One player can’t sum up the mood of a nation, but individual acts are a good barometer. James McClean, despite being out through injury for weeks, has turned up for Ireland duty, in defiance of his club who clearly felt the player was not fit and should have stayed in Stoke.

That could have repercussions for McClean but his dedication to the cause meant he could not stay away. Likewise Shane Duffy’s recovery from injury last year.

In contrast, many in Serbia cannot forgive Aleksandar Kolarov for events last year when he presented himself for the Euro 2020 play-off with Scotland but felt unable to play so he took a place on the bench, Kolarov cast by fans there as a coward, more focused on his club than his country. The anti-McClean.

While the Republic manage to mould a team out of players who are, in general, struggling at their clubs or else playing for struggling clubs, Serbia’s stars lose their shine once they don the shirt of the national side. There’s a real sense nationally in Serbia that their football team are one of Europe’s great chokers, athletes whose talents and confidence seep away the closer they get to the big stage: they haven’t been to the Euros since 2000, haven’t had a decent World Cup since 1998 and were the worst-performing side at the 2006 World Cup.

Serbian football seems to be in a constant stare of chaos: this week the head of their Football Federation resigned, having been questioned by police probing mob-related issues, including murder.
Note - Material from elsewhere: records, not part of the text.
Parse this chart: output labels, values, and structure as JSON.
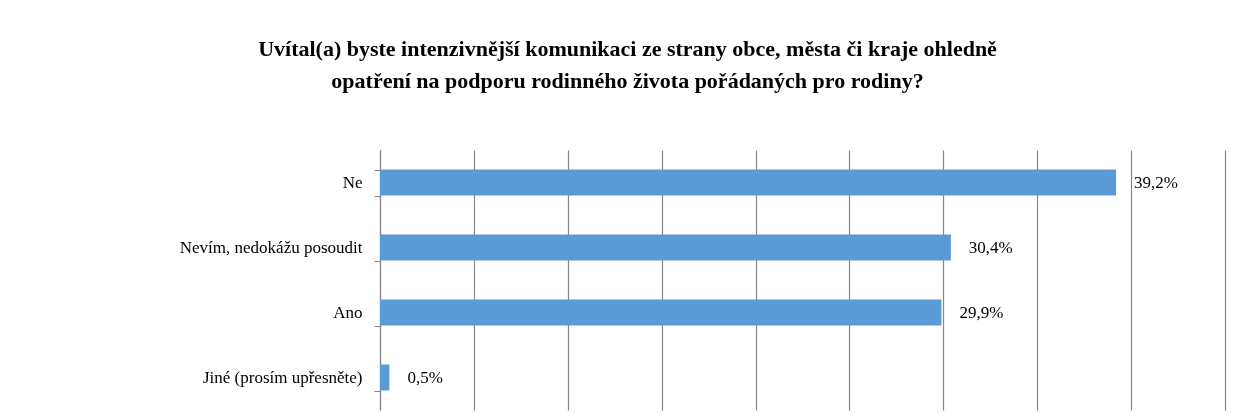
{
  "chart_data": {
    "type": "bar",
    "orientation": "horizontal",
    "title": "Uvítal(a) byste intenzivnější komunikaci ze strany obce, města či kraje ohledně opatření na podporu rodinného života pořádaných pro rodiny?",
    "categories": [
      "Ne",
      "Nevím, nedokážu posoudit",
      "Ano",
      "Jiné (prosím upřesněte)"
    ],
    "values": [
      39.2,
      30.4,
      29.9,
      0.5
    ],
    "value_labels": [
      "39,2%",
      "30,4%",
      "29,9%",
      "0,5%"
    ],
    "color": "#5b9bd5",
    "xlim": [
      0,
      45
    ],
    "xticks": [
      {
        "value": 0,
        "label": null
      },
      {
        "value": 5,
        "label": null
      },
      {
        "value": 10,
        "label": null
      },
      {
        "value": 15,
        "label": null
      },
      {
        "value": 20,
        "label": null
      },
      {
        "value": 25,
        "label": null
      },
      {
        "value": 30,
        "label": null
      },
      {
        "value": 35,
        "label": null
      },
      {
        "value": 40,
        "label": null
      },
      {
        "value": 45,
        "label": null
      }
    ],
    "grid": "x",
    "tick_labels": "y"
  }
}
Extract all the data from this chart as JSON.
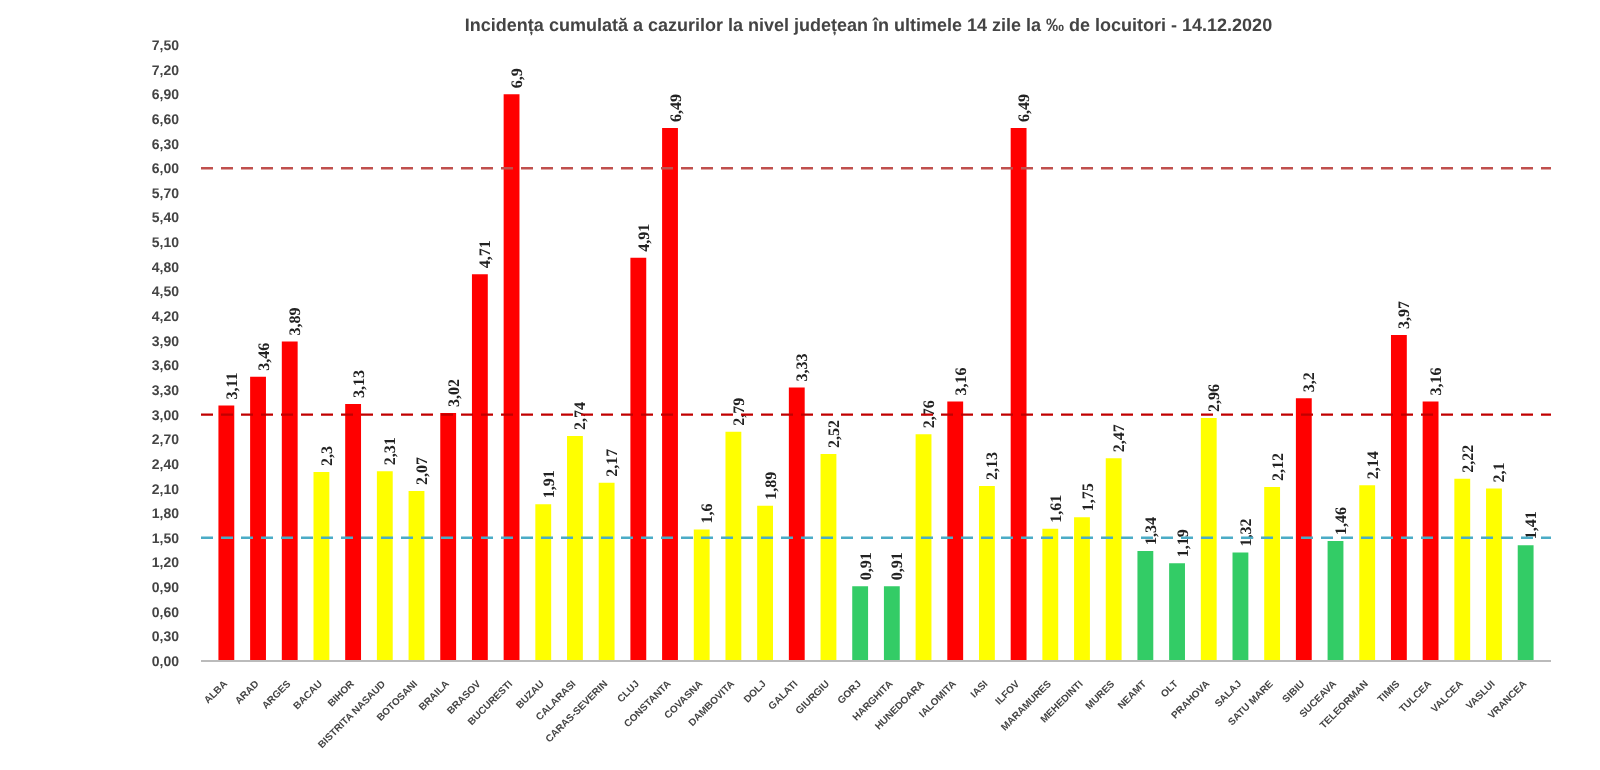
{
  "chart_data": {
    "type": "bar",
    "title": "Incidența cumulată a cazurilor la nivel județean în ultimele 14 zile   la ‰ de locuitori  - 14.12.2020",
    "categories": [
      "ALBA",
      "ARAD",
      "ARGES",
      "BACAU",
      "BIHOR",
      "BISTRITA NASAUD",
      "BOTOSANI",
      "BRAILA",
      "BRASOV",
      "BUCURESTI",
      "BUZAU",
      "CALARASI",
      "CARAS-SEVERIN",
      "CLUJ",
      "CONSTANTA",
      "COVASNA",
      "DAMBOVITA",
      "DOLJ",
      "GALATI",
      "GIURGIU",
      "GORJ",
      "HARGHITA",
      "HUNEDOARA",
      "IALOMITA",
      "IASI",
      "ILFOV",
      "MARAMURES",
      "MEHEDINTI",
      "MURES",
      "NEAMT",
      "OLT",
      "PRAHOVA",
      "SALAJ",
      "SATU MARE",
      "SIBIU",
      "SUCEAVA",
      "TELEORMAN",
      "TIMIS",
      "TULCEA",
      "VALCEA",
      "VASLUI",
      "VRANCEA"
    ],
    "values": [
      3.11,
      3.46,
      3.89,
      2.3,
      3.13,
      2.31,
      2.07,
      3.02,
      4.71,
      6.9,
      1.91,
      2.74,
      2.17,
      4.91,
      6.49,
      1.6,
      2.79,
      1.89,
      3.33,
      2.52,
      0.91,
      0.91,
      2.76,
      3.16,
      2.13,
      6.49,
      1.61,
      1.75,
      2.47,
      1.34,
      1.19,
      2.96,
      1.32,
      2.12,
      3.2,
      1.46,
      2.14,
      3.97,
      3.16,
      2.22,
      2.1,
      1.41
    ],
    "value_labels": [
      "3,11",
      "3,46",
      "3,89",
      "2,3",
      "3,13",
      "2,31",
      "2,07",
      "3,02",
      "4,71",
      "6,9",
      "1,91",
      "2,74",
      "2,17",
      "4,91",
      "6,49",
      "1,6",
      "2,79",
      "1,89",
      "3,33",
      "2,52",
      "0,91",
      "0,91",
      "2,76",
      "3,16",
      "2,13",
      "6,49",
      "1,61",
      "1,75",
      "2,47",
      "1,34",
      "1,19",
      "2,96",
      "1,32",
      "2,12",
      "3,2",
      "1,46",
      "2,14",
      "3,97",
      "3,16",
      "2,22",
      "2,1",
      "1,41"
    ],
    "colors": [
      "#ff0000",
      "#ff0000",
      "#ff0000",
      "#ffff00",
      "#ff0000",
      "#ffff00",
      "#ffff00",
      "#ff0000",
      "#ff0000",
      "#ff0000",
      "#ffff00",
      "#ffff00",
      "#ffff00",
      "#ff0000",
      "#ff0000",
      "#ffff00",
      "#ffff00",
      "#ffff00",
      "#ff0000",
      "#ffff00",
      "#33cc66",
      "#33cc66",
      "#ffff00",
      "#ff0000",
      "#ffff00",
      "#ff0000",
      "#ffff00",
      "#ffff00",
      "#ffff00",
      "#33cc66",
      "#33cc66",
      "#ffff00",
      "#33cc66",
      "#ffff00",
      "#ff0000",
      "#33cc66",
      "#ffff00",
      "#ff0000",
      "#ff0000",
      "#ffff00",
      "#ffff00",
      "#33cc66"
    ],
    "ylim": [
      0,
      7.5
    ],
    "yticks": [
      {
        "value": 0,
        "label": "0,00"
      },
      {
        "value": 0.3,
        "label": "0,30"
      },
      {
        "value": 0.6,
        "label": "0,60"
      },
      {
        "value": 0.9,
        "label": "0,90"
      },
      {
        "value": 1.2,
        "label": "1,20"
      },
      {
        "value": 1.5,
        "label": "1,50"
      },
      {
        "value": 1.8,
        "label": "1,80"
      },
      {
        "value": 2.1,
        "label": "2,10"
      },
      {
        "value": 2.4,
        "label": "2,40"
      },
      {
        "value": 2.7,
        "label": "2,70"
      },
      {
        "value": 3.0,
        "label": "3,00"
      },
      {
        "value": 3.3,
        "label": "3,30"
      },
      {
        "value": 3.6,
        "label": "3,60"
      },
      {
        "value": 3.9,
        "label": "3,90"
      },
      {
        "value": 4.2,
        "label": "4,20"
      },
      {
        "value": 4.5,
        "label": "4,50"
      },
      {
        "value": 4.8,
        "label": "4,80"
      },
      {
        "value": 5.1,
        "label": "5,10"
      },
      {
        "value": 5.4,
        "label": "5,40"
      },
      {
        "value": 5.7,
        "label": "5,70"
      },
      {
        "value": 6.0,
        "label": "6,00"
      },
      {
        "value": 6.3,
        "label": "6,30"
      },
      {
        "value": 6.6,
        "label": "6,60"
      },
      {
        "value": 6.9,
        "label": "6,90"
      },
      {
        "value": 7.2,
        "label": "7,20"
      },
      {
        "value": 7.5,
        "label": "7,50"
      }
    ],
    "ref_lines": [
      {
        "axis": "y",
        "value": 6,
        "color": "#c0504d",
        "line_style": "dashed"
      },
      {
        "axis": "y",
        "value": 3,
        "color": "#c00000",
        "line_style": "dashed"
      },
      {
        "axis": "y",
        "value": 1.5,
        "color": "#4bacc6",
        "line_style": "dashed"
      }
    ],
    "grid": false
  }
}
The Belgrade media gleefully reported that the then Serbian FA chief recently refused to answer questions in a polygraph test if he was involved in an assassination attempt on the country’s president.

Last week Manchester United man Nemanja Matic, in voluntary exile from the national team, launched a scathing attack on the politics of the Serbian FA, saying that failure to qualify for Euro 2020 was the least of their worries as he claimed that, from issues like match-fixing in the domestic game, “with Serbian football we have reached the bottom, we are swimming in the mud”.

Tonight will prove if their players can show their undoubted class or else once again crumble in the face of a battle.